She's back and I could really use some advice!

by OneDayillBeFree 21 Replies latest jw experiences

  • tootired2care
    tootired2care

    That is a tough spot your in. The only reason you have to be dishonest is because of the position you've been put in not your fault. My advice is if you really care about this girl be patient and give it time. Talk to her a lot about the "new generation" interpretation and the fact that the number of annointed is increasing, and follow up with some logical questions. Point out odd things in the watchtower; the Holy Spirit articles a few weeks ago had plenty of things to talk about.

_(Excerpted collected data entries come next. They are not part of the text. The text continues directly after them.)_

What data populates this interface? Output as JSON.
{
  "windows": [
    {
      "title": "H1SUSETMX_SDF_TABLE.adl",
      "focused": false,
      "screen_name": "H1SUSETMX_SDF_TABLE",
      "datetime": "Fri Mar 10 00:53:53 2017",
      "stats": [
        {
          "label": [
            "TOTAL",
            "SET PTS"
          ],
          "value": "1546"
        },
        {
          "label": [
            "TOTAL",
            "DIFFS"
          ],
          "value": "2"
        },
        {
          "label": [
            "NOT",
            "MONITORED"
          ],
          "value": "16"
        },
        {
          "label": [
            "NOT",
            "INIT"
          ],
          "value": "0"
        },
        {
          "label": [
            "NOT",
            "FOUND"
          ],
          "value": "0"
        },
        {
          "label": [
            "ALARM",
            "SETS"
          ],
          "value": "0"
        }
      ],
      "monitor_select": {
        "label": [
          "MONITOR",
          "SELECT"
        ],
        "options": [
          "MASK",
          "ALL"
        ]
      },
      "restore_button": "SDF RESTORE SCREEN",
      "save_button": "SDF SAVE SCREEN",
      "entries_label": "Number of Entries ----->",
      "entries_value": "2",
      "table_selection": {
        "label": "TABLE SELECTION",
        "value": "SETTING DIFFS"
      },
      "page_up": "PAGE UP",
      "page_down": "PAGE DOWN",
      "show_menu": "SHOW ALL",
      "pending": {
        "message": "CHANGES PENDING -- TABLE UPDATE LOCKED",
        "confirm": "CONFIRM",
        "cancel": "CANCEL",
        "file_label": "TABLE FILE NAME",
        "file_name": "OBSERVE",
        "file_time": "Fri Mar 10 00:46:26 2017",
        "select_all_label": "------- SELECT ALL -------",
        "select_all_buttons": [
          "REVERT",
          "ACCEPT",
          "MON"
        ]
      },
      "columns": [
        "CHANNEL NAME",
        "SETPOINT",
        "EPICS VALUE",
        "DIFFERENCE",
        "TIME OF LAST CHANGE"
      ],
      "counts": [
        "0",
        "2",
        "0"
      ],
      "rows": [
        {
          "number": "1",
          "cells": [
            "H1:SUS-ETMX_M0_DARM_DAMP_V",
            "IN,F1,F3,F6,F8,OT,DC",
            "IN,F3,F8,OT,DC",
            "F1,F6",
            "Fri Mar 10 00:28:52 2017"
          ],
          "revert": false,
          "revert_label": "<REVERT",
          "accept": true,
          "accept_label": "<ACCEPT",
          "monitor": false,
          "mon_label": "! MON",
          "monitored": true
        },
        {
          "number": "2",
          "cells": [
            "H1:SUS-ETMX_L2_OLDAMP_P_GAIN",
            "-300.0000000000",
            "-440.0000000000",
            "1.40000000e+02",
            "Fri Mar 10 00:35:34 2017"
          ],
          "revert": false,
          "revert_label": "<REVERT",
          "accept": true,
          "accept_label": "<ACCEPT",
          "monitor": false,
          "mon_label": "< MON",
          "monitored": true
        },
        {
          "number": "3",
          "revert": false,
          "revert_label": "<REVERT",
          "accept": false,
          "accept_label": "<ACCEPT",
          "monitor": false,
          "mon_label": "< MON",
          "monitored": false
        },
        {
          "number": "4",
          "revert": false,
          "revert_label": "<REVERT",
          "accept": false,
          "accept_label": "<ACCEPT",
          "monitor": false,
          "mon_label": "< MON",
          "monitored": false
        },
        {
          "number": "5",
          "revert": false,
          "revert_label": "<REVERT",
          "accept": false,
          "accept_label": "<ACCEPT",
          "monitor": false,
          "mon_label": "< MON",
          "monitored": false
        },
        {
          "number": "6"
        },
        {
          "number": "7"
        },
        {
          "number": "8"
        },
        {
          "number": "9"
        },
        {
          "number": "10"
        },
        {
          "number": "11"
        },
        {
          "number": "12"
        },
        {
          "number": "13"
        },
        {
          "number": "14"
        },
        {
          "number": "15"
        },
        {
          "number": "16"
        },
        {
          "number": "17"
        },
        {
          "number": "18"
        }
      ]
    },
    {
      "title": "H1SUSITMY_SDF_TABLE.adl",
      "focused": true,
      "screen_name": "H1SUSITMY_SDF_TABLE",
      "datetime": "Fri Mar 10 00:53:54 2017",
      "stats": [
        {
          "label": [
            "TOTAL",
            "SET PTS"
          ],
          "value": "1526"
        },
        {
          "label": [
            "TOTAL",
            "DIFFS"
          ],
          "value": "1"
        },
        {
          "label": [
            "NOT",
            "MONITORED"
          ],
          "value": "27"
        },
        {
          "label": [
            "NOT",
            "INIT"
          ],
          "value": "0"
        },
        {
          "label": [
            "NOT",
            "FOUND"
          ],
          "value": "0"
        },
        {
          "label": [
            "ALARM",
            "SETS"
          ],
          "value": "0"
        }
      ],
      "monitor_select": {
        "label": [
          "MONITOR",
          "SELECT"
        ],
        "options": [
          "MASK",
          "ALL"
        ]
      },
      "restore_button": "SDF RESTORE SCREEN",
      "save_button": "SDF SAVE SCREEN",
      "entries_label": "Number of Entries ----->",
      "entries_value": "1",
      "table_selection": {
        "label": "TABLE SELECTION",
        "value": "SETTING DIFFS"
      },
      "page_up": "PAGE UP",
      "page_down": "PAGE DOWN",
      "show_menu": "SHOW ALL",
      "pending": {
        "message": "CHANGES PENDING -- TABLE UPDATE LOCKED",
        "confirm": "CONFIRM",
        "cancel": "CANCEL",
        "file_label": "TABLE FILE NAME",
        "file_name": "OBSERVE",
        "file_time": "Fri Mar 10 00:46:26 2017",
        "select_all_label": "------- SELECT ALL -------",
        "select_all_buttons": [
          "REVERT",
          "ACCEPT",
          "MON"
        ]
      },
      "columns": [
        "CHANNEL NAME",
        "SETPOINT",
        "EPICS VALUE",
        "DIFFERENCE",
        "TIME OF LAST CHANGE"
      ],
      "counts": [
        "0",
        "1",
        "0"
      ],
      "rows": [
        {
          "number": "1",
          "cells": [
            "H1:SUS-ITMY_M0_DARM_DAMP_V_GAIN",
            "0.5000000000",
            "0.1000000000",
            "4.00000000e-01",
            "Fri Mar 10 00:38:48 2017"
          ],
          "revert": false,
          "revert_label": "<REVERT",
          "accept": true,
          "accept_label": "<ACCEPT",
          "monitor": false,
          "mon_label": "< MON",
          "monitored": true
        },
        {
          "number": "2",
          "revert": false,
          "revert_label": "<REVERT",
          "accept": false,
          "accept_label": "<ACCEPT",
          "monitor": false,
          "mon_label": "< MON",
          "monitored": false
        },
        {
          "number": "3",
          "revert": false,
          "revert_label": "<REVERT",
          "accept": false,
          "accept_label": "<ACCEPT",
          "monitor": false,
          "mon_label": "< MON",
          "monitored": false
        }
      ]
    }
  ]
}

    Keep in mind if you do get her to leave, too you'll have to be a replacement for all that is familiar to her; so she will need re-assurance from you that you aren't just going to abandon her when the chips land. I hope it works out for you, in many ways I'm in the same boat as you. I hope you get your freedom and the girl! Best of luck (yeah I said luck :p).

  • diamondiiz
    diamondiiz

    Your feelings can create a problem for both of you. You're starting the relationship not entirely honest even though you have the right motives. If you tell her you knew all the stuff about wts now you may lose her trust but you don't want to fall in the trap where your feelings for her grow to the point of returning to the cult because that's what she'll want.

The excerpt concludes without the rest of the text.